By Omri Goldberg, Data Scientist — Liquidity Capital
Average Revenue Per Account (ARPA) is one of the fundamental metrics of any recurring revneue buisenss. The basic notion is that if one has a good grasp on customer acquisition retention and gross margin, he has a variable business model.
Following this logic, one would assume that an increase in ARPA suggests a strong indicator of success, but does an increase always depict a positive trend upward, or does a decrease convey a decline in what customers are paying you.
Real life experience shows us the answer to this question isn’t always straightforward. If a data observation is not driving a clear view it comes down to what “the averages” means, and when we can use them effectively. In conclusion for humans, it’s going to be near to impossible to train a machine to make a call. It really comes down to averages and when we should use them as features in our models. Have you heard about the statistician who drowned crossing a river that was three feet deep on average ?

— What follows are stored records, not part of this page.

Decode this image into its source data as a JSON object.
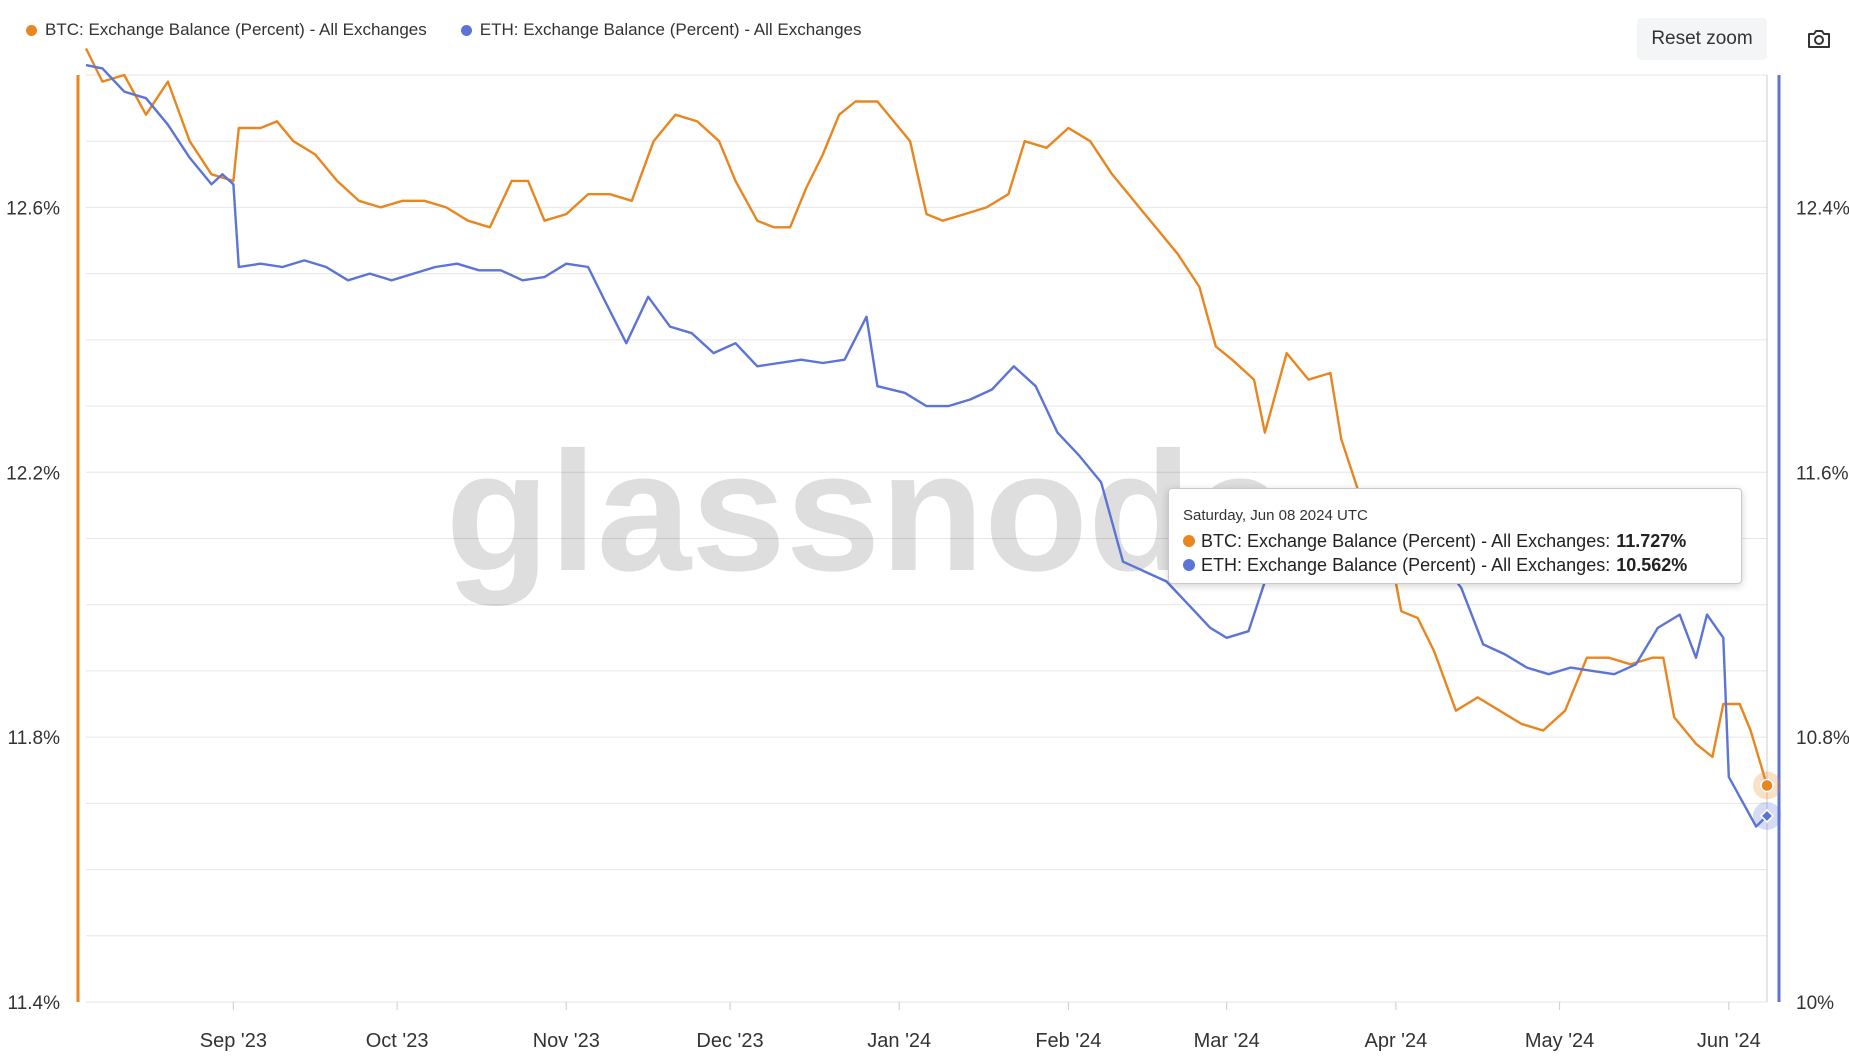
{
  "header": {
    "reset_label": "Reset zoom",
    "camera_icon": "camera-icon"
  },
  "colors": {
    "btc": "#e8861f",
    "eth": "#5b74d6",
    "grid": "#e6e6e6",
    "axis_text": "#333333"
  },
  "watermark": "glassnode",
  "tooltip": {
    "date": "Saturday, Jun 08 2024 UTC",
    "btc_label": "BTC: Exchange Balance (Percent) - All Exchanges:",
    "btc_value": "11.727%",
    "eth_label": "ETH: Exchange Balance (Percent) - All Exchanges:",
    "eth_value": "10.562%"
  },
  "chart_data": {
    "type": "line",
    "title": "",
    "x_range": [
      "2023-08-05",
      "2024-06-08"
    ],
    "x_ticks": [
      {
        "label": "Sep '23",
        "date": "2023-09-01"
      },
      {
        "label": "Oct '23",
        "date": "2023-10-01"
      },
      {
        "label": "Nov '23",
        "date": "2023-11-01"
      },
      {
        "label": "Dec '23",
        "date": "2023-12-01"
      },
      {
        "label": "Jan '24",
        "date": "2024-01-01"
      },
      {
        "label": "Feb '24",
        "date": "2024-02-01"
      },
      {
        "label": "Mar '24",
        "date": "2024-03-01"
      },
      {
        "label": "Apr '24",
        "date": "2024-04-01"
      },
      {
        "label": "May '24",
        "date": "2024-05-01"
      },
      {
        "label": "Jun '24",
        "date": "2024-06-01"
      }
    ],
    "y_left": {
      "ticks": [
        "12.6%",
        "12.2%",
        "11.8%",
        "11.4%"
      ],
      "tick_values": [
        12.6,
        12.2,
        11.8,
        11.4
      ],
      "range": [
        11.4,
        12.8
      ]
    },
    "y_right": {
      "ticks": [
        "12.4%",
        "11.6%",
        "10.8%",
        "10%"
      ],
      "tick_values": [
        12.4,
        11.6,
        10.8,
        10.0
      ],
      "range": [
        10.0,
        12.8
      ]
    },
    "legend_position": "top-left",
    "grid": true,
    "series": [
      {
        "name": "BTC: Exchange Balance (Percent) - All Exchanges",
        "axis": "left",
        "points": [
          [
            "2023-08-05",
            12.84
          ],
          [
            "2023-08-08",
            12.79
          ],
          [
            "2023-08-12",
            12.8
          ],
          [
            "2023-08-16",
            12.74
          ],
          [
            "2023-08-20",
            12.79
          ],
          [
            "2023-08-24",
            12.7
          ],
          [
            "2023-08-28",
            12.65
          ],
          [
            "2023-09-01",
            12.64
          ],
          [
            "2023-09-02",
            12.72
          ],
          [
            "2023-09-06",
            12.72
          ],
          [
            "2023-09-09",
            12.73
          ],
          [
            "2023-09-12",
            12.7
          ],
          [
            "2023-09-16",
            12.68
          ],
          [
            "2023-09-20",
            12.64
          ],
          [
            "2023-09-24",
            12.61
          ],
          [
            "2023-09-28",
            12.6
          ],
          [
            "2023-10-02",
            12.61
          ],
          [
            "2023-10-06",
            12.61
          ],
          [
            "2023-10-10",
            12.6
          ],
          [
            "2023-10-14",
            12.58
          ],
          [
            "2023-10-18",
            12.57
          ],
          [
            "2023-10-22",
            12.64
          ],
          [
            "2023-10-25",
            12.64
          ],
          [
            "2023-10-28",
            12.58
          ],
          [
            "2023-11-01",
            12.59
          ],
          [
            "2023-11-05",
            12.62
          ],
          [
            "2023-11-09",
            12.62
          ],
          [
            "2023-11-13",
            12.61
          ],
          [
            "2023-11-17",
            12.7
          ],
          [
            "2023-11-21",
            12.74
          ],
          [
            "2023-11-25",
            12.73
          ],
          [
            "2023-11-29",
            12.7
          ],
          [
            "2023-12-02",
            12.64
          ],
          [
            "2023-12-06",
            12.58
          ],
          [
            "2023-12-09",
            12.57
          ],
          [
            "2023-12-12",
            12.57
          ],
          [
            "2023-12-15",
            12.63
          ],
          [
            "2023-12-18",
            12.68
          ],
          [
            "2023-12-21",
            12.74
          ],
          [
            "2023-12-24",
            12.76
          ],
          [
            "2023-12-28",
            12.76
          ],
          [
            "2023-12-31",
            12.73
          ],
          [
            "2024-01-03",
            12.7
          ],
          [
            "2024-01-06",
            12.59
          ],
          [
            "2024-01-09",
            12.58
          ],
          [
            "2024-01-13",
            12.59
          ],
          [
            "2024-01-17",
            12.6
          ],
          [
            "2024-01-21",
            12.62
          ],
          [
            "2024-01-24",
            12.7
          ],
          [
            "2024-01-28",
            12.69
          ],
          [
            "2024-02-01",
            12.72
          ],
          [
            "2024-02-05",
            12.7
          ],
          [
            "2024-02-09",
            12.65
          ],
          [
            "2024-02-13",
            12.61
          ],
          [
            "2024-02-17",
            12.57
          ],
          [
            "2024-02-21",
            12.53
          ],
          [
            "2024-02-25",
            12.48
          ],
          [
            "2024-02-28",
            12.39
          ],
          [
            "2024-03-02",
            12.37
          ],
          [
            "2024-03-06",
            12.34
          ],
          [
            "2024-03-08",
            12.26
          ],
          [
            "2024-03-12",
            12.38
          ],
          [
            "2024-03-16",
            12.34
          ],
          [
            "2024-03-20",
            12.35
          ],
          [
            "2024-03-22",
            12.25
          ],
          [
            "2024-03-26",
            12.15
          ],
          [
            "2024-03-30",
            12.12
          ],
          [
            "2024-04-02",
            11.99
          ],
          [
            "2024-04-05",
            11.98
          ],
          [
            "2024-04-08",
            11.93
          ],
          [
            "2024-04-12",
            11.84
          ],
          [
            "2024-04-16",
            11.86
          ],
          [
            "2024-04-20",
            11.84
          ],
          [
            "2024-04-24",
            11.82
          ],
          [
            "2024-04-28",
            11.81
          ],
          [
            "2024-05-02",
            11.84
          ],
          [
            "2024-05-06",
            11.92
          ],
          [
            "2024-05-10",
            11.92
          ],
          [
            "2024-05-14",
            11.91
          ],
          [
            "2024-05-18",
            11.92
          ],
          [
            "2024-05-20",
            11.92
          ],
          [
            "2024-05-22",
            11.83
          ],
          [
            "2024-05-26",
            11.79
          ],
          [
            "2024-05-29",
            11.77
          ],
          [
            "2024-05-31",
            11.85
          ],
          [
            "2024-06-03",
            11.85
          ],
          [
            "2024-06-05",
            11.81
          ],
          [
            "2024-06-08",
            11.727
          ]
        ]
      },
      {
        "name": "ETH: Exchange Balance (Percent) - All Exchanges",
        "axis": "right",
        "points": [
          [
            "2023-08-05",
            12.83
          ],
          [
            "2023-08-08",
            12.82
          ],
          [
            "2023-08-12",
            12.75
          ],
          [
            "2023-08-16",
            12.73
          ],
          [
            "2023-08-20",
            12.65
          ],
          [
            "2023-08-24",
            12.55
          ],
          [
            "2023-08-28",
            12.47
          ],
          [
            "2023-08-30",
            12.5
          ],
          [
            "2023-09-01",
            12.47
          ],
          [
            "2023-09-02",
            12.22
          ],
          [
            "2023-09-06",
            12.23
          ],
          [
            "2023-09-10",
            12.22
          ],
          [
            "2023-09-14",
            12.24
          ],
          [
            "2023-09-18",
            12.22
          ],
          [
            "2023-09-22",
            12.18
          ],
          [
            "2023-09-26",
            12.2
          ],
          [
            "2023-09-30",
            12.18
          ],
          [
            "2023-10-04",
            12.2
          ],
          [
            "2023-10-08",
            12.22
          ],
          [
            "2023-10-12",
            12.23
          ],
          [
            "2023-10-16",
            12.21
          ],
          [
            "2023-10-20",
            12.21
          ],
          [
            "2023-10-24",
            12.18
          ],
          [
            "2023-10-28",
            12.19
          ],
          [
            "2023-11-01",
            12.23
          ],
          [
            "2023-11-05",
            12.22
          ],
          [
            "2023-11-08",
            12.12
          ],
          [
            "2023-11-12",
            11.99
          ],
          [
            "2023-11-16",
            12.13
          ],
          [
            "2023-11-20",
            12.04
          ],
          [
            "2023-11-24",
            12.02
          ],
          [
            "2023-11-28",
            11.96
          ],
          [
            "2023-12-02",
            11.99
          ],
          [
            "2023-12-06",
            11.92
          ],
          [
            "2023-12-10",
            11.93
          ],
          [
            "2023-12-14",
            11.94
          ],
          [
            "2023-12-18",
            11.93
          ],
          [
            "2023-12-22",
            11.94
          ],
          [
            "2023-12-26",
            12.07
          ],
          [
            "2023-12-28",
            11.86
          ],
          [
            "2024-01-02",
            11.84
          ],
          [
            "2024-01-06",
            11.8
          ],
          [
            "2024-01-10",
            11.8
          ],
          [
            "2024-01-14",
            11.82
          ],
          [
            "2024-01-18",
            11.85
          ],
          [
            "2024-01-22",
            11.92
          ],
          [
            "2024-01-26",
            11.86
          ],
          [
            "2024-01-30",
            11.72
          ],
          [
            "2024-02-03",
            11.65
          ],
          [
            "2024-02-07",
            11.57
          ],
          [
            "2024-02-11",
            11.33
          ],
          [
            "2024-02-15",
            11.3
          ],
          [
            "2024-02-19",
            11.27
          ],
          [
            "2024-02-23",
            11.2
          ],
          [
            "2024-02-27",
            11.13
          ],
          [
            "2024-03-01",
            11.1
          ],
          [
            "2024-03-05",
            11.12
          ],
          [
            "2024-03-08",
            11.27
          ],
          [
            "2024-03-12",
            11.33
          ],
          [
            "2024-03-16",
            11.41
          ],
          [
            "2024-03-20",
            11.44
          ],
          [
            "2024-03-24",
            11.46
          ],
          [
            "2024-03-28",
            11.44
          ],
          [
            "2024-04-01",
            11.41
          ],
          [
            "2024-04-05",
            11.38
          ],
          [
            "2024-04-09",
            11.34
          ],
          [
            "2024-04-13",
            11.25
          ],
          [
            "2024-04-17",
            11.08
          ],
          [
            "2024-04-21",
            11.05
          ],
          [
            "2024-04-25",
            11.01
          ],
          [
            "2024-04-29",
            10.99
          ],
          [
            "2024-05-03",
            11.01
          ],
          [
            "2024-05-07",
            11.0
          ],
          [
            "2024-05-11",
            10.99
          ],
          [
            "2024-05-15",
            11.02
          ],
          [
            "2024-05-19",
            11.13
          ],
          [
            "2024-05-23",
            11.17
          ],
          [
            "2024-05-26",
            11.04
          ],
          [
            "2024-05-28",
            11.17
          ],
          [
            "2024-05-31",
            11.1
          ],
          [
            "2024-06-01",
            10.68
          ],
          [
            "2024-06-04",
            10.59
          ],
          [
            "2024-06-06",
            10.53
          ],
          [
            "2024-06-08",
            10.562
          ]
        ]
      }
    ],
    "highlight_date": "2024-06-08"
  }
}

Revenue per customer is characterized, in many cases, by a non-symmetrical distribution. The largest portion of customers might have a lower contribution to the total revenue and a few big customers contribute most of the revenue. In some cases, the difference between the absolute number of customers or revenues from different customers-pools can differ by an order of magnitute. The skewed customer distribution cannot be described by a simple central metric like average or median. So what is the correct way to describe the distribution? More importantly, how would we know if things are getting better or worse ?
Simple metrics like averages and medians are prone to instability due to changes in the revenue per customer distribution caused by a handful of accounts, or alternatively, by many customers with negligible revenue contribution. These effects do not necessarily represent trends and may point to wrong conclusions. Put in layman terms, we have a few customers with unique deals skewing our average, and possibly giving us the wrong assumptions.
To alleviate, we suggest a new central-distribution metric that accounts for both changes per customer and per revenue by using a blended method of checks and balances between the two extremes. Singular cases are toned down by clustering of accounts into bins and assigning them labels, minimizing the skewing effect of extreme values.
Another important advantage of the method is that it weighs the skewness of the revenue trend, allowing a quick and intuitive interpretation of trends between periods. For example, a negative trend can be explained by an addition of many small customers, by churn of one big client or by a consistent shift of clients from high payment bin to a lower one.
The role of the trend skewness in the final estimation is to distinguish between the latter case, considered as a “real” shift in customer behavior, and the first two.
The need to define the “typical account” by a single number is an impossible challenge. However, by carefully applying a set of weights and restrictions (without throwing the baby out with the bathwater) we were able to extract meaningful information about trends in the customers population.
Trend in revenue-per-customer during 12-months. The upper-left figure exhibits the trends of the median, mean and binned average, where the binned average exhibits the smoothest trend which is least affected by extreme values. The upper right panel shows that the number of distinct paying customers quadrupled. The lower panel shows the evolution of revenue distribution, indicating that the decrease in average revenue is originated from addition of new small customers, and not by price downgrade. The extreme skewness towards small customers should eliminates the negative binned average and result in a flat trend-score that does not penalize the expansion in revenue sources.